Re: Determine group membership for partial sequences
by BrowserUk (Patriarch) on Aug 23, 2007 at 19:47 UTC

    A written description of what the data represents might help us understand the data and perhaps offer a solution to your described problem--assuming one exists.

    The best interpretation I could muster from your description is that the data lines:

    182 196 777 180 197 777

    Means that artifact 182 was found in a higher(or maybe lower, I couldn't decide?) strata than artifact 196,which in turn was in a higher strata than artifact 777. And that a similar relationship exists between the artifacts in the second line. But although artifacts 196 and 197 where definitely both higher than artifact 777, it does not mean they were both at the same level, nor illustrate anything about their relative depths. Same goes for artifacts 182 and 180.

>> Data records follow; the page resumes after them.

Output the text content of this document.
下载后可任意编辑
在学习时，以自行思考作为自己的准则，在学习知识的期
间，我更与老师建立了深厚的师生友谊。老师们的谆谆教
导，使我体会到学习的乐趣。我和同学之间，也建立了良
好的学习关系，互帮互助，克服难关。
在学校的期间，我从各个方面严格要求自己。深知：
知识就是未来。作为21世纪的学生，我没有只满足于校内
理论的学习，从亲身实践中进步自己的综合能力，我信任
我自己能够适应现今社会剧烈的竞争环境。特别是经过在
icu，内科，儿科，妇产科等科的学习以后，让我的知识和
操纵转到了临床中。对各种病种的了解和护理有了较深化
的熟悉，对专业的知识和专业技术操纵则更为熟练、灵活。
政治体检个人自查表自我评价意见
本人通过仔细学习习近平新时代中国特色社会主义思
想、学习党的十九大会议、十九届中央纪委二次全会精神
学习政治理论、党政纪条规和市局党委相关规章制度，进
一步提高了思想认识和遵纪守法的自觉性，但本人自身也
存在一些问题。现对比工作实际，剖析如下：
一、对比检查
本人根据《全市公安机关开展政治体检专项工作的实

    So from those two lines alone, any of the following (plus many other), relative positionings is possible:

    182 180 182 180 182 180 197 196 196 197 196 182 180 197 196 197 777 777 777 777

    I first thought the purpose of the code was to try and 'sort' the artifacts from top to bottom be resolving all the relative positionings, but the form of the output doesn't seem to bear that out. If that were the case, it would appear to put far too many artifacts at one level?

    My next thought was that the data indicated a physical overlap in the x/y plane. Ie. That some part of artifact 196 physically overlays some part of artifact 777. And the same for 197.

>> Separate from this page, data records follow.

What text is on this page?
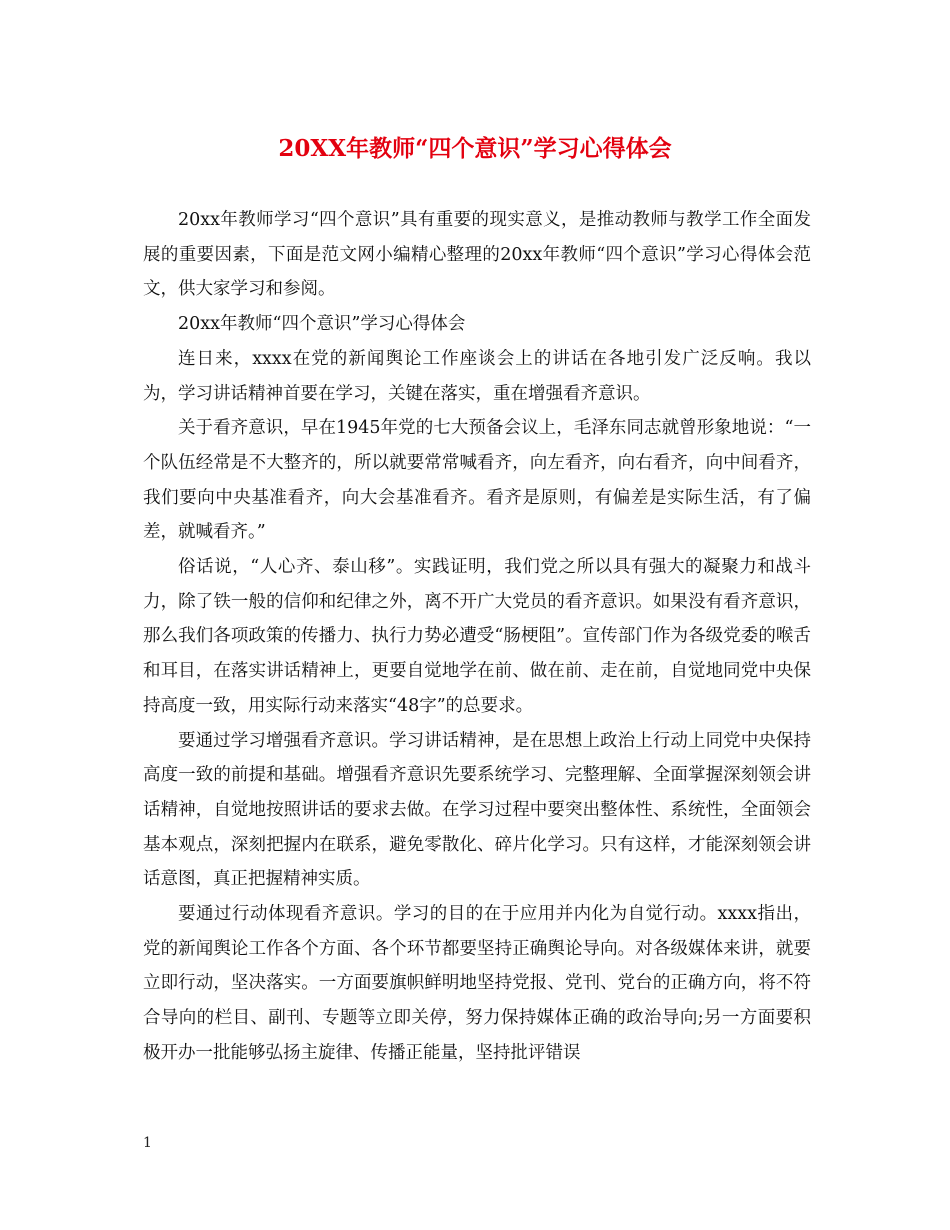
20XX年教师“四个意识”学习心得体会

20xx年教师学习“四个意识”具有重要的现实意义，是推动教师与教学工作全面发展的重要因素，下面是范文网小编精心整理的20xx年教师“四个意识”学习心得体会范文，供大家学习和参阅。

20xx年教师“四个意识”学习心得体会

连日来，xxxx在党的新闻舆论工作座谈会上的讲话在各地引发广泛反响。我以为，学习讲话精神首要在学习，关键在落实，重在增强看齐意识。

关于看齐意识，早在1945年党的七大预备会议上，毛泽东同志就曾形象地说：“一个队伍经常是不大整齐的，所以就要常常喊看齐，向左看齐，向右看齐，向中间看齐，我们要向中央基准看齐，向大会基准看齐。看齐是原则，有偏差是实际生活，有了偏差，就喊看齐。”

俗话说，“人心齐、泰山移”。实践证明，我们党之所以具有强大的凝聚力和战斗力，除了铁一般的信仰和纪律之外，离不开广大党员的看齐意识。如果没有看齐意识，那么我们各项政策的传播力、执行力势必遭受“肠梗阻”。宣传部门作为各级党委的喉舌和耳目，在落实讲话精神上，更要自觉地学在前、做在前、走在前，自觉地同党中央保持高度一致，用实际行动来落实“48字”的总要求。

要通过学习增强看齐意识。学习讲话精神，是在思想上政治上行动上同党中央保持高度一致的前提和基础。增强看齐意识先要系统学习、完整理解、全面掌握深刻领会讲话精神，自觉地按照讲话的要求去做。在学习过程中要突出整体性、系统性，全面领会基本观点，深刻把握内在联系，避免零散化、碎片化学习。只有这样，才能深刻领会讲话意图，真正把握精神实质。

要通过行动体现看齐意识。学习的目的在于应用并内化为自觉行动。xxxx指出，党的新闻舆论工作各个方面、各个环节都要坚持正确舆论导向。对各级媒体来讲，就要立即行动，坚决落实。一方面要旗帜鲜明地坚持党报、党刊、党台的正确方向，将不符合导向的栏目、副刊、专题等立即关停，努力保持媒体正确的政治导向;另一方面要积极开办一批能够弘扬主旋律、传播正能量，坚持批评错误

1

    And that the purpose was to say that all these artifacts were in one part of the dig, (one spatial grouping), and these were grouped in another part of the dig. And there was no overlap between any of the items within those two (or more) groupings.

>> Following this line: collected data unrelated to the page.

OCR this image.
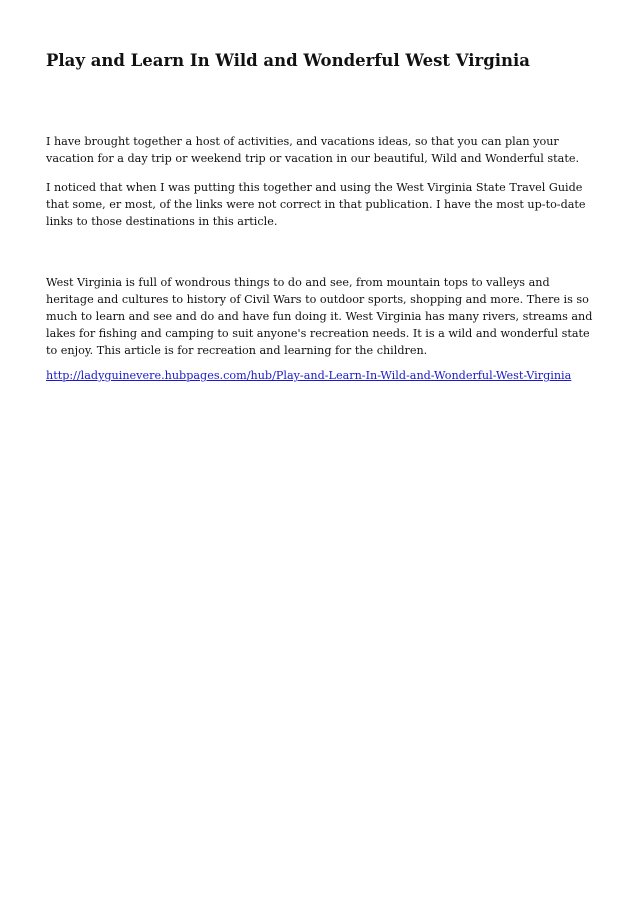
Play and Learn In Wild and Wonderful West Virginia

I have brought together a host of activities, and vacations ideas, so that you can plan your vacation for a day trip or weekend trip or vacation in our beautiful, Wild and Wonderful state.

I noticed that when I was putting this together and using the West Virginia State Travel Guide that some, er most, of the links were not correct in that publication. I have the most up-to-date links to those destinations in this article.

West Virginia is full of wondrous things to do and see, from mountain tops to valleys and heritage and cultures to history of Civil Wars to outdoor sports, shopping and more. There is so much to learn and see and do and have fun doing it. West Virginia has many rivers, streams and lakes for fishing and camping to suit anyone's recreation needs. It is a wild and wonderful state to enjoy. This article is for recreation and learning for the children.

http://ladyguinevere.hubpages.com/hub/Play-and-Learn-In-Wild-and-Wonderful-West-Virginia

    That seems more likely, but it would be easier to understand if you said up front what the data actually means.


    Examine what is said, not who speaks -- Silence betokens consent -- Love the truth but pardon error.
    "Science is about questioning the status quo. Questioning authority".
    In the absence of evidence, opinion is indistinguishable from prejudice.